Nur: Es gab eine Zeit davor. Und von 1994 bis 2008 sind die Kaufpreise von Immobilien zum Beispiel nicht gestiegen. 15 Jahre lang! Die allgemeinen Verbraucherpreise sind in dem Zeitraum um rund ein Viertel gestiegen. Unterm Strich hatten sich Immobilien also inflationsbereinigt deutlich verbilligt, bevor der Preisanstieg einsetzte. Ein Teil der großen Wertzuwächse ist schlicht eine Nachholreaktion.

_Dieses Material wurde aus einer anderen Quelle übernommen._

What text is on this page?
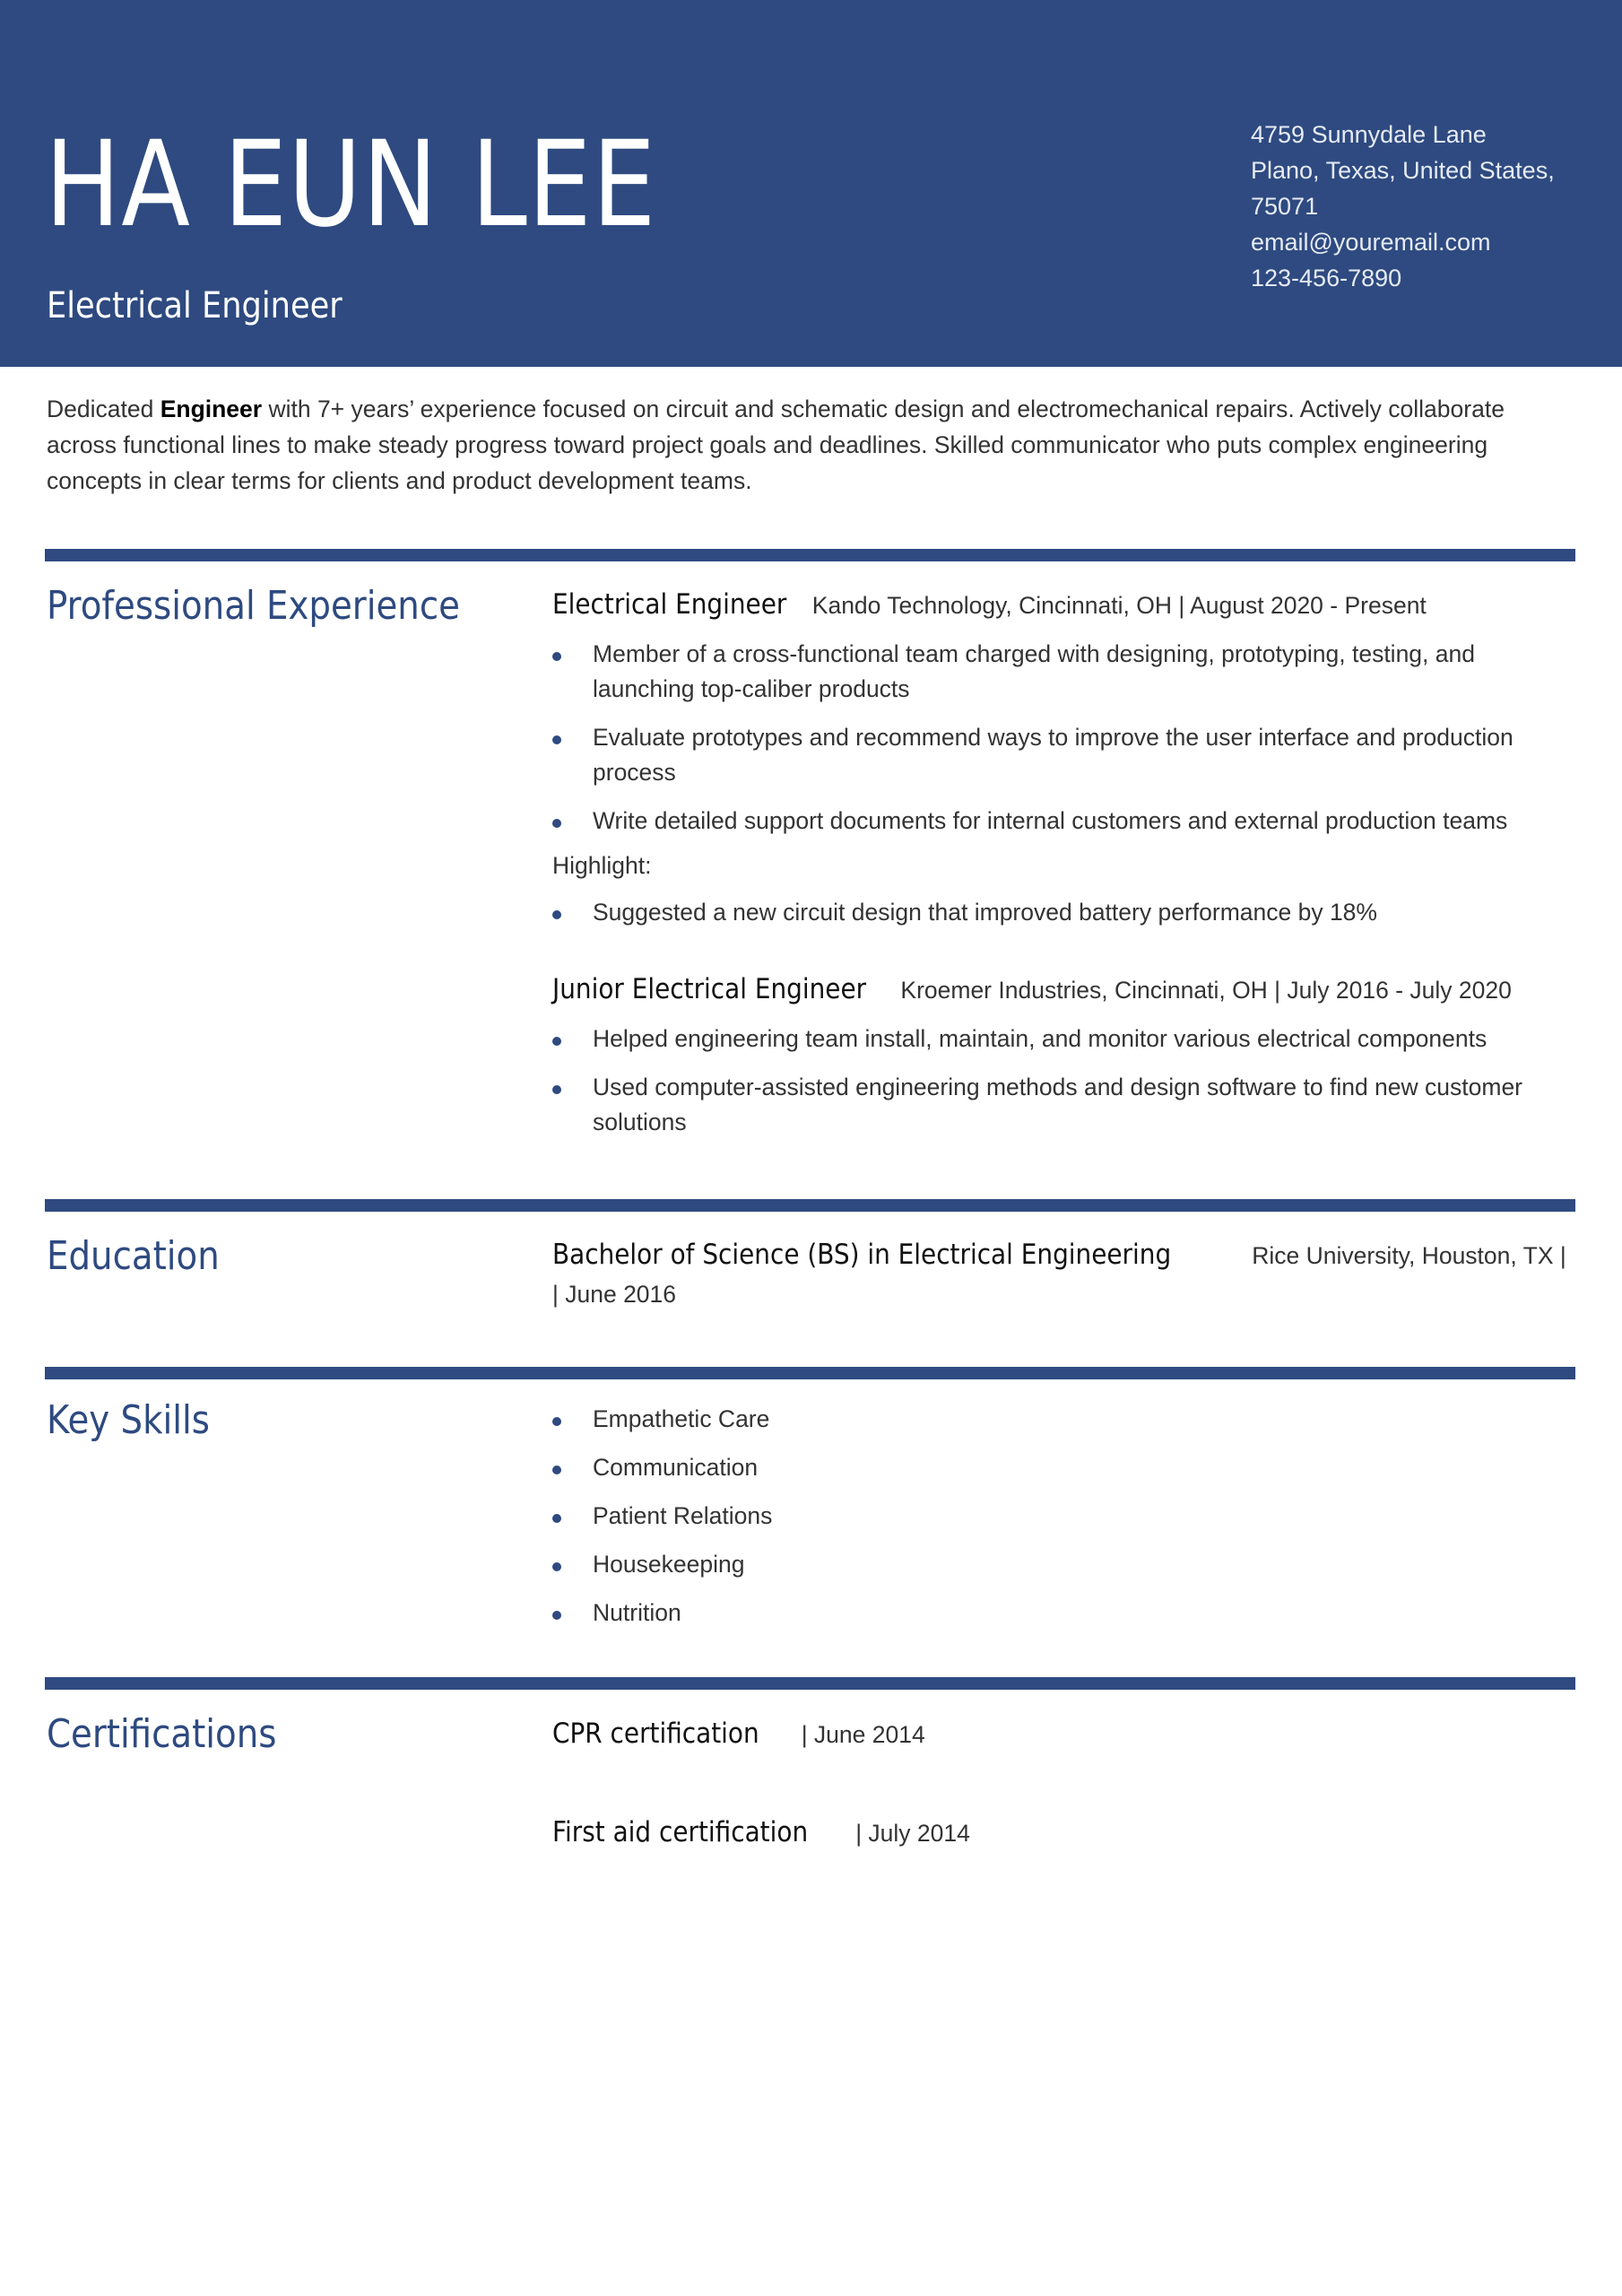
HA EUN LEE
Electrical Engineer
4759 Sunnydale Lane
Plano, Texas, United States,
75071
email@youremail.com
123-456-7890
Dedicated Engineer with 7+ years’ experience focused on circuit and schematic design and electromechanical repairs. Actively collaborate across functional lines to make steady progress toward project goals and deadlines. Skilled communicator who puts complex engineering concepts in clear terms for clients and product development teams.
Professional Experience	Electrical Engineer Kando Technology, Cincinnati, OH | August 2020 - Present
Member of a cross-functional team charged with designing, prototyping, testing, and launching top-caliber products
Evaluate prototypes and recommend ways to improve the user interface and production process
Write detailed support documents for internal customers and external production teams
Highlight:
Suggested a new circuit design that improved battery performance by 18%
Junior Electrical Engineer Kroemer Industries, Cincinnati, OH | July 2016 - July 2020
Helped engineering team install, maintain, and monitor various electrical components
Used computer-assisted engineering methods and design software to find new customer solutions
Education	Bachelor of Science (BS) in Electrical Engineering	Rice University, Houston, TX | | June 2016
Key Skills	Empathetic Care
Communication
Patient Relations
Housekeeping
Nutrition
Certifications	CPR certification | June 2014
First aid certification | July 2014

Jetzt aber glauben viele, dass der Bogen überspannt ist. Spätestens durch die Coronakrise, massenhafte Kurzarbeit und Konjunktureinbruch wäre der Immobilienboom beendet. Tatsächlich gibt es einige gute Gründe, warum die Immobilienblase nun platzen könnte – darüber haben wir in der Titelgeschichte der WirtschaftsWoche und im ersten Teil unserer Analyse berichtet. Zyklen dauern am Immobilienmarkt aber oft sehr lange. Fünf Gründe sprechen dafür, dass die Preise jetzt (noch) nicht einbrechen. Es folgt Teil 2 unserer „einseitigen“ Analyse:

Grund 1: Die Städte bleiben attraktiv.

von Martin Gerth, Niklas Hoyer, Heike Schwerdtfeger

Betrachtet man nur die Binnenwanderung (also ohne Zuzüge aus dem Ausland) ziehen aus den Großstädten mehr Einwohner weg als hin. Auch das Bevölkerungswachstum insgesamt hat sich in den Städten bereits deutlich verlangsamt, etwa in Berlin, Hamburg oder Köln. Daraus aber abzuleiten, dass Zuzügler sich nicht mehr für die Großstädte interessieren und dort weniger Wohnraum nachfragen werden, wäre ein Fehler.

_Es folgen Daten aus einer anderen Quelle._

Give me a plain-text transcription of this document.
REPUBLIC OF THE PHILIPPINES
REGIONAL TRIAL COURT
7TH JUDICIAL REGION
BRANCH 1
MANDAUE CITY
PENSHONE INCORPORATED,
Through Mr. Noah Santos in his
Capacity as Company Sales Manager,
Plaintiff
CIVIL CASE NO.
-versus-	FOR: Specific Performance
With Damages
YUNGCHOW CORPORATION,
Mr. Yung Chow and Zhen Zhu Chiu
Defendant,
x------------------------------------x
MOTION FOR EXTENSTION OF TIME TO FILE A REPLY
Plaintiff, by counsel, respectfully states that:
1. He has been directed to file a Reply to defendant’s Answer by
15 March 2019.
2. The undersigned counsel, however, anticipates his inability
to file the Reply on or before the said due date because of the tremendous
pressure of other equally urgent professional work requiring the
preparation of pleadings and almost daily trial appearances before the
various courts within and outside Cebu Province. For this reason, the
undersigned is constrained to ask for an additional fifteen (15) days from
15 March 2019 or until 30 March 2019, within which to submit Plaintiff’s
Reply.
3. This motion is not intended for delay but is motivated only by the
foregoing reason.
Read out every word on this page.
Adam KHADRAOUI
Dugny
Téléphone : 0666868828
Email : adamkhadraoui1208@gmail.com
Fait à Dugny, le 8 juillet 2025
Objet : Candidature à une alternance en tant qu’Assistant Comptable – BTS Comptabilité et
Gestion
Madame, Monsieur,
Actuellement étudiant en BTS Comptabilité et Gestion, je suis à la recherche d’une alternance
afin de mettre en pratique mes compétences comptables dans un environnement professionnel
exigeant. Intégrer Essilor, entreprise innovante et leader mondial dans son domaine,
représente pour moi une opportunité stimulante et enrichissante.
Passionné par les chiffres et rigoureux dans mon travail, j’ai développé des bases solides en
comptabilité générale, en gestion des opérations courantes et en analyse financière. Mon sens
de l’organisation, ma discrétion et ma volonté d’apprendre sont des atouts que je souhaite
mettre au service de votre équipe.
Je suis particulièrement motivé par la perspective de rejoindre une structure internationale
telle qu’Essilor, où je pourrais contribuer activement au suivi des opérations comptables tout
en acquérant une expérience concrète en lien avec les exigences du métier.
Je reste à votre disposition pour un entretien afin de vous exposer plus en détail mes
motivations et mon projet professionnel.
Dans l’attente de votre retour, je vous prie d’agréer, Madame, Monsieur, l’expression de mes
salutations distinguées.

Im Gegenteil: Das Interesse an den Großstädten bleibt groß. Nur ziehen viele mittlerweile in Vororte oder das Umland der Großstädte, weil ihnen Kaufpreise und Mieten in den Städten zu teuer sind. Das Interesse am Wohnraum in den Städten lässt also nicht nach, weil diese weniger attraktiv sind. Im Gegenteil: Sie sind so attraktiv ist, dass die Preise zu hoch sind und einige Interessenten abschrecken. Zugegeben: Durch Corona und den Trend zum Homeoffice ist das Wohnen im Grünen für viele attraktiver geworden, weil sie lange Pendelstrecken nun leichter vermeiden können. Doch die Städte behalten eine große Anziehungskraft. Die Ausweichreaktionen können Preissteigerungen allenfalls dämpfen. Als Auslöser für sinkende Preise taugen sie aber nicht, denn dann würde einige verhinderte Großstädter – die ins Umland geflüchtet sind – wieder in die Städte strömen, wo sie am liebsten hin möchten.

Grund 2: Steigende Einkommen stützen den Markt.

Steigende Kaufpreise und Mieten müssen Haushalte nicht schrecken, wenn auch ihr Einkommen entsprechend steigt. So mussten neu einziehende Wohnungsmieter in den 50 größten Städten im Jahr 2019 zuletzt zwar 36 Prozent mehr Miete zahlen als noch 2009. Das Nettohaushaltseinkommen ist im gleichen Zeitraum aber auch um über 30 Prozent gestiegen. Der „Mietenwahnsinn“ mag im Einzelfall vorkommen, in der Breite ist er aber weniger belastend, als es auf den ersten Blick scheint. Zumal die Neuvertragsmieten den Anstieg überzeichnen. Mieter mit langlaufenden Verträgen zahlen häufig viel weniger. Je nach Stadt kann der Abstand zwischen den Bestands- und den Neuvertragsmieten bis zu 35 Prozent betragen, wie unser Immobilienatlas für die 50 größten Städte zeigt.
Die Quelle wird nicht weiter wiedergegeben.